J’ai lu avec beaucoup d’intérêt le rapport du Comité pour la mémoire de l’esclavage, présidé par la romancière Maryse Condé. Je trouve les propositions qui y sont faites tout à fait intéressantes. Pour ma part, l’idée de faire du 10 mai la date officielle de commémoration annuelle de l’abolition de l’esclavage, me semble excellente. Les professeurs auront ainsi l’occasion d’expliquer à leurs élèves les atrocités du « Code Noir » et la face sombre du règne de Napoléon trop longtemps passée sous silence.

Quant à la question de la colonisation, je ne comprends pas vraiment le sens de la polémique qui naît à propos d’une loi définitivement votée en février 2005 et qui n’a suscité à l’époque aucune réaction. Sur le fond, il est clair que la colonisation relève d’un autre temps où des principes aussi fondamentaux que le droit des peuples à disposer d’eux-mêmes n’étaient pas encore reconnus. C’est un moment révolu de l’histoire du monde. Et pour tout dire, je crois, pour ma part, qu’il doit être possible de lever les ambiguïtés de l’article 4 de la loi.

Quoi qu’il en soit, je pense qu’il est regrettable que le débat gêne le traitement des questions importantes pour l’avenir de la Martinique et de la Guadeloupe que sont la lutte contre l’insécurité, le développement économique et l’emploi. C’est la raison pour laquelle, je reviendrai traiter de ces questions aussi vite que possible, dès que les conditions d’un travail républicain à conduire avec tous, seront réunies.

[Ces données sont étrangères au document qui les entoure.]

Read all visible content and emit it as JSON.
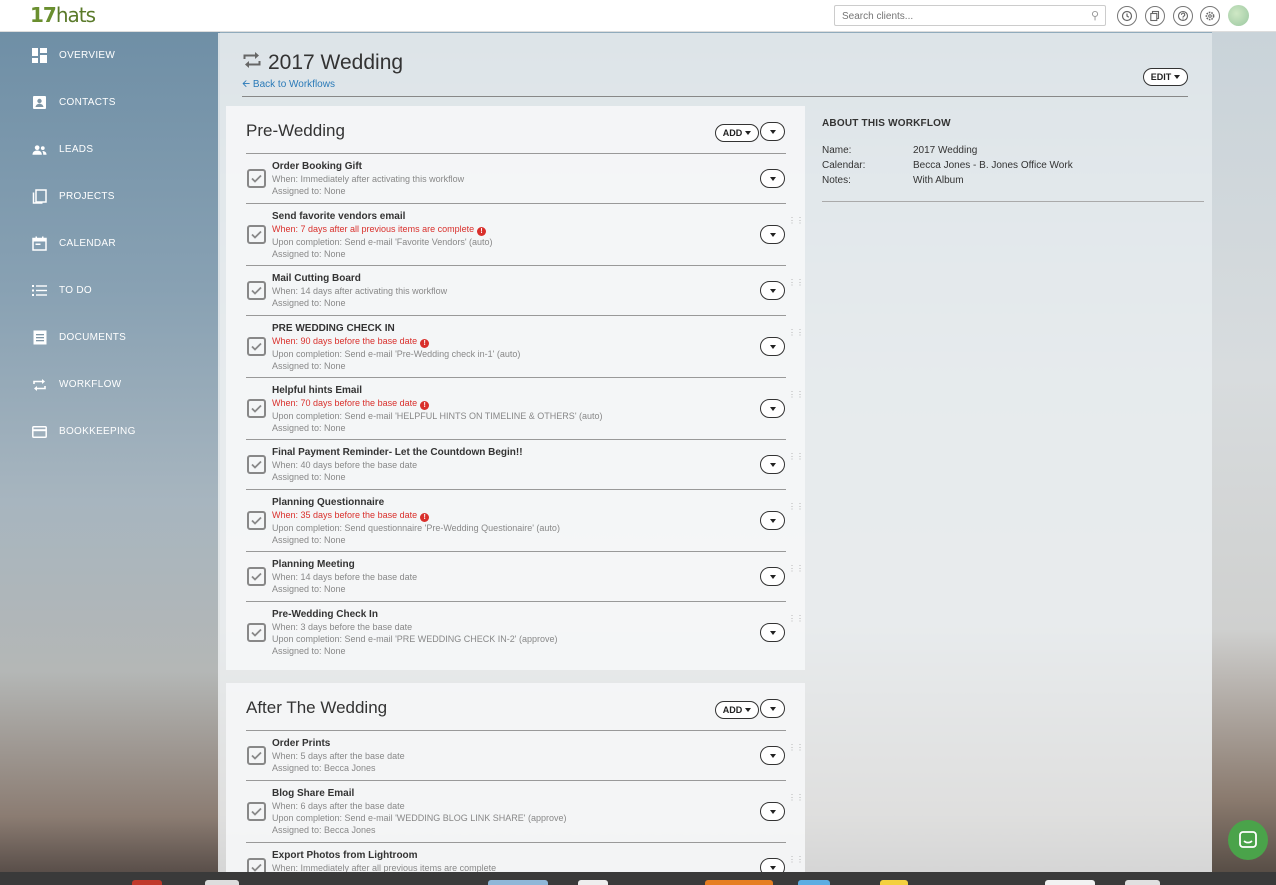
{
  "app": {
    "logo": "17",
    "logo_suffix": "hats"
  },
  "search": {
    "placeholder": "Search clients..."
  },
  "topbar_icons": [
    "clock-icon",
    "copy-icon",
    "help-icon",
    "settings-icon",
    "avatar"
  ],
  "sidebar": {
    "items": [
      {
        "label": "OVERVIEW",
        "icon": "dashboard-icon"
      },
      {
        "label": "CONTACTS",
        "icon": "contact-card-icon"
      },
      {
        "label": "LEADS",
        "icon": "people-icon"
      },
      {
        "label": "PROJECTS",
        "icon": "projects-icon"
      },
      {
        "label": "CALENDAR",
        "icon": "calendar-icon"
      },
      {
        "label": "TO DO",
        "icon": "list-icon"
      },
      {
        "label": "DOCUMENTS",
        "icon": "document-icon"
      },
      {
        "label": "WORKFLOW",
        "icon": "workflow-icon"
      },
      {
        "label": "BOOKKEEPING",
        "icon": "card-icon"
      }
    ]
  },
  "page": {
    "title": "2017 Wedding",
    "back_label": "Back to Workflows",
    "edit_label": "EDIT"
  },
  "about": {
    "heading": "ABOUT THIS WORKFLOW",
    "rows": [
      {
        "key": "Name:",
        "value": "2017 Wedding"
      },
      {
        "key": "Calendar:",
        "value": "Becca Jones - B. Jones Office Work"
      },
      {
        "key": "Notes:",
        "value": "With Album"
      }
    ]
  },
  "sections": [
    {
      "title": "Pre-Wedding",
      "add_label": "ADD",
      "items": [
        {
          "title": "Order Booking Gift",
          "when": "When: Immediately after activating this workflow",
          "when_red": false,
          "completion": "",
          "assigned": "Assigned to: None"
        },
        {
          "title": "Send favorite vendors email",
          "when": "When: 7 days after all previous items are complete",
          "when_red": true,
          "completion": "Upon completion: Send e-mail 'Favorite Vendors' (auto)",
          "assigned": "Assigned to: None"
        },
        {
          "title": "Mail Cutting Board",
          "when": "When: 14 days after activating this workflow",
          "when_red": false,
          "completion": "",
          "assigned": "Assigned to: None"
        },
        {
          "title": "PRE WEDDING CHECK IN",
          "when": "When: 90 days before the base date",
          "when_red": true,
          "completion": "Upon completion: Send e-mail 'Pre-Wedding check in-1' (auto)",
          "assigned": "Assigned to: None"
        },
        {
          "title": "Helpful hints Email",
          "when": "When: 70 days before the base date",
          "when_red": true,
          "completion": "Upon completion: Send e-mail 'HELPFUL HINTS ON TIMELINE & OTHERS' (auto)",
          "assigned": "Assigned to: None"
        },
        {
          "title": "Final Payment Reminder- Let the Countdown Begin!!",
          "when": "When: 40 days before the base date",
          "when_red": false,
          "completion": "",
          "assigned": "Assigned to: None"
        },
        {
          "title": "Planning Questionnaire",
          "when": "When: 35 days before the base date",
          "when_red": true,
          "completion": "Upon completion: Send questionnaire 'Pre-Wedding Questionaire' (auto)",
          "assigned": "Assigned to: None"
        },
        {
          "title": "Planning Meeting",
          "when": "When: 14 days before the base date",
          "when_red": false,
          "completion": "",
          "assigned": "Assigned to: None"
        },
        {
          "title": "Pre-Wedding Check In",
          "when": "When: 3 days before the base date",
          "when_red": false,
          "completion": "Upon completion: Send e-mail 'PRE WEDDING CHECK IN-2' (approve)",
          "assigned": "Assigned to: None"
        }
      ]
    },
    {
      "title": "After The Wedding",
      "add_label": "ADD",
      "items": [
        {
          "title": "Order Prints",
          "when": "When: 5 days after the base date",
          "when_red": false,
          "completion": "",
          "assigned": "Assigned to: Becca Jones"
        },
        {
          "title": "Blog Share Email",
          "when": "When: 6 days after the base date",
          "when_red": false,
          "completion": "Upon completion: Send e-mail 'WEDDING BLOG LINK SHARE' (approve)",
          "assigned": "Assigned to: Becca Jones"
        },
        {
          "title": "Export Photos from Lightroom",
          "when": "When: Immediately after all previous items are complete",
          "when_red": false,
          "completion": "",
          "assigned": ""
        }
      ]
    }
  ]
}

Quelle est la place de l’Outre-mer dans votre projet politique, pour vous qui songez fortement à être candidat à la candidature suprême ?

Mes voyages officiels aux Antilles se font en tant que ministre de l’Intérieur et de l’Aménagement du territoire.

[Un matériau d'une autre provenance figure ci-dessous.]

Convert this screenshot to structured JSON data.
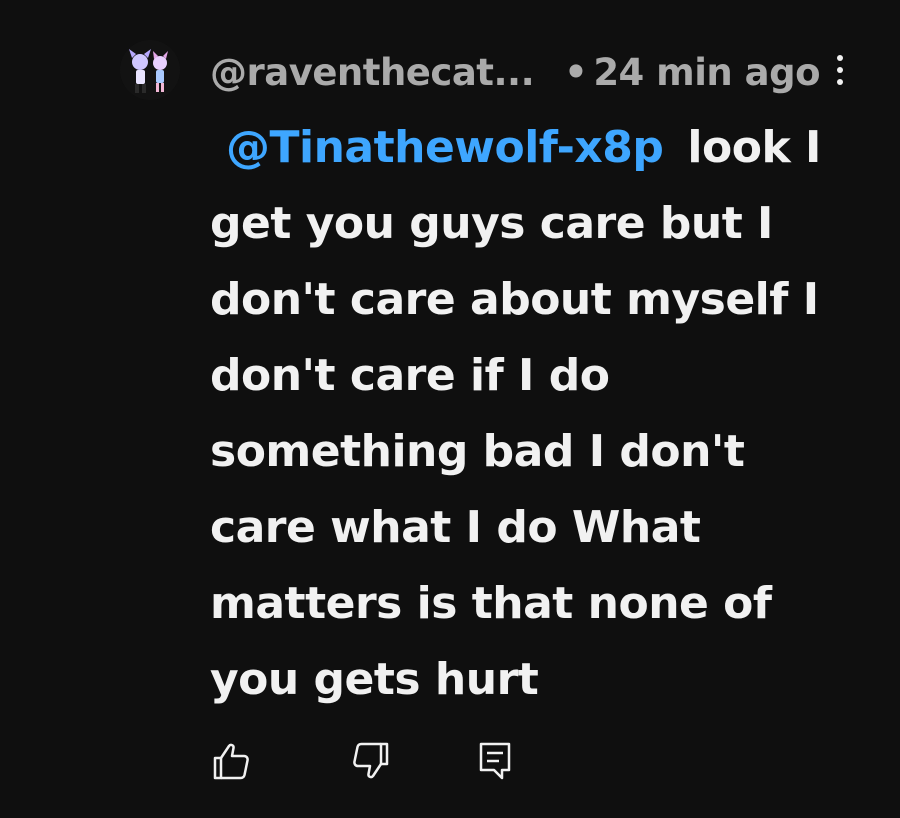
{
  "comment": {
    "author": "@raventhecat...",
    "dot": "•",
    "time": "24 min ago",
    "mention": "@Tinathewolf-x8p",
    "lines": [
      "look I",
      "get you guys care but I",
      "don't care about myself I",
      "don't care if I do",
      "something bad I don't",
      "care what I do What",
      "matters is that none of",
      "you gets hurt"
    ]
  },
  "icons": {
    "avatar": "avatar-image",
    "menu": "more-vertical-icon",
    "like": "thumbs-up-icon",
    "dislike": "thumbs-down-icon",
    "reply": "reply-icon"
  },
  "colors": {
    "background": "#0f0f0f",
    "text": "#f1f1f1",
    "meta": "#aaaaaa",
    "mention": "#3ea6ff"
  }
}
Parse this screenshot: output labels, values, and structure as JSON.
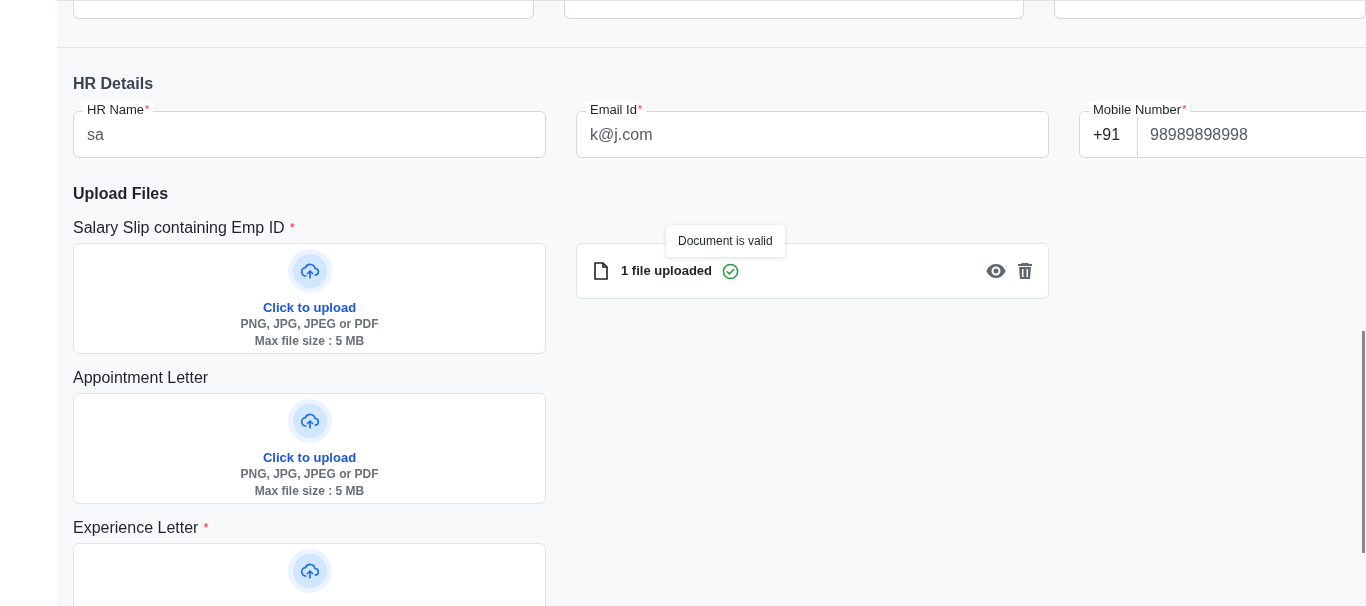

Il est vrai que l’Outre mer ou plutôt « les outre-mers », représentent une part importante et complexe de notre territoire. Pour arriver à saisir cette réalité complexe, je pense qu’il est nécessaire de ménager un temps d’écoute et d’analyse très en amont car ma vision de l’avenir de l’Outre-mer ne pourra que se nourrir de celle des ultramarins eux-mêmes.

Concernant les Antilles, ce que je peux d’ores et déjà dire, en ayant eu de multiples contacts avec des Antillais restés au pays ou avec ceux résidant en métropole, c’est que je vois l’avenir des Antilles « en grand ». J’ai l’intime conviction qu’il y a, dans ces territoires, une vitalité et une richesse que l’on ne trouve pas toujours ailleurs. L’enjeu réside dans le fait de pouvoir définir un projet commun suffisamment fédérateur pour que chacun puisse s’y retrouver et que toutes les énergies soient consacrées à la construction de l’avenir.

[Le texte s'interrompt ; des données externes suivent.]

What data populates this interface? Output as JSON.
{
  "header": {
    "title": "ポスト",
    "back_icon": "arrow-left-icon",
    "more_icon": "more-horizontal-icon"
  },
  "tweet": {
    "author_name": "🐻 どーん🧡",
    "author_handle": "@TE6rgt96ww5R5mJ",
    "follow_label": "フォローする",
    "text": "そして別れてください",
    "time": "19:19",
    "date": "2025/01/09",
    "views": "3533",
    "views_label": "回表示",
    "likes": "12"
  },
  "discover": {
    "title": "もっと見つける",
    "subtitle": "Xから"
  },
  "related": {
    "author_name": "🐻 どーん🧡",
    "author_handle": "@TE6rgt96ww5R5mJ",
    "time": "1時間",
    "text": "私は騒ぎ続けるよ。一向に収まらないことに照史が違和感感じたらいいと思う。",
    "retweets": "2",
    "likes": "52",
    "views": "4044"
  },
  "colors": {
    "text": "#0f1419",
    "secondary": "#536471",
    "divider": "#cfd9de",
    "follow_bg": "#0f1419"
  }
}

Le potentiel est là, dans tous les secteurs, pour peu que l’on fasse clairement le pari exigeant de la qualité afin de se démarquer des concurrents. C’est vrai dans le secteur agricole comme dans celui du tourisme. L’avenir est à l’ouverture au monde et à la coopération régionale et je pense, qu’en la matière, les Antilles sont une chance pour la France.

Vous êtes aussi le patron de l’UMP. Qu’en est-il des rapports entre l’UMP et les partis de la droite martiniquaise et guadeloupéenne (notamment Objectif Guadeloupe) qui tiennent à leur spécificité et leur autonomie ?

Depuis sa création l’UMP est riche de la diversité des familles de pensée qui l’animent. La culture de la diversité et du débat c’est notre quotidien et j’ai voulu que cela soit encore plus fort depuis que je suis élu. Cette absence d’uniformité c’est la garantie de faire naître des talents.

Ces partis sont apparus essentiellement pour répondre à des échéances locales. Je pense qu’à l’heure où c’est un nouveau calendrier politique national qui nous occupe, de très nombreux Antillais voudront rejoindre une aventure qui vise à fonder un nouvel espoir pour tous les Français.

Dans cette perspective, j’ai bien l’intention de leur dire que j’ai besoin d’eux et qu’ils peuvent compter sur moi. Ils trouveront à l’UMP les moyens de se faire entendre et de peser sur les décisions. A l’UMP nous sommes unis et libres.

Pour l’avenir, et dans le respect de ces principes, la relation avec ces partis est possible et normale. L’UMP n’est pas un parti unique et aucun parti ne peut l’être.